I paint the female body in states of transformation—pregnancy, birth, postpartum—to reveal the visceral realities of motherhood. I want to know how this experience consumes, ruptures, and remakes the self. I’m drawn to the monstrous feminine—the reproductive body as both feared and revered, volatile, leaking, uncontrollable.


Growing up on a cranberry farm in Massachusetts, I was immersed in cycles of fertilization, growth, and harvest—rhythms that shape my work. Cranberries become metaphors for the reproductive body: swollen, fertile, bleeding. The harvest’s dependence on flooding echoes my fascination with containment and permeability. I see the body as a vessel that refuses to be sealed, always in flux.

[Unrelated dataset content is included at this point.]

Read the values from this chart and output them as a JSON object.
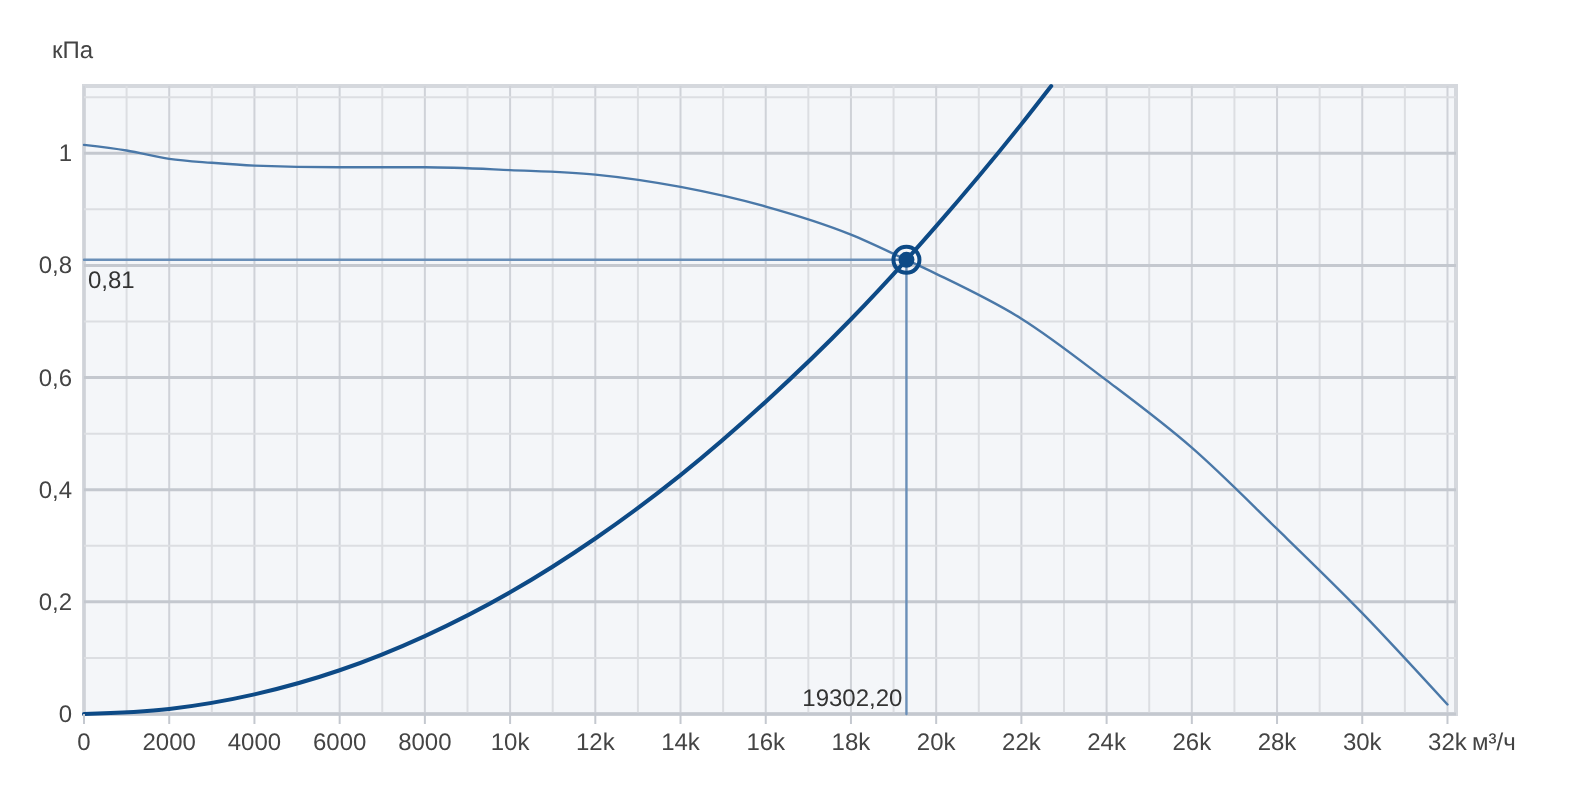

I often use my own body as a model, staging performances for the camera to explore personal and archetypal imagery. I draw from folklore and mythology, reimagining figures whose transformations mirror the physical and psychological shifts of motherhood. These mythic bodies—splitting, mutating—speak to the instability of identity during matrescence. My materials embody this fluidity: I use acrylic inks on translucent drafting film, letting the paint pool, bleed, and stain.


Through these paintings, I confront the contradictions of motherhood—its tenderness and violence, power and erasure, creation and consumption—an experience that is both universal and deeply personal.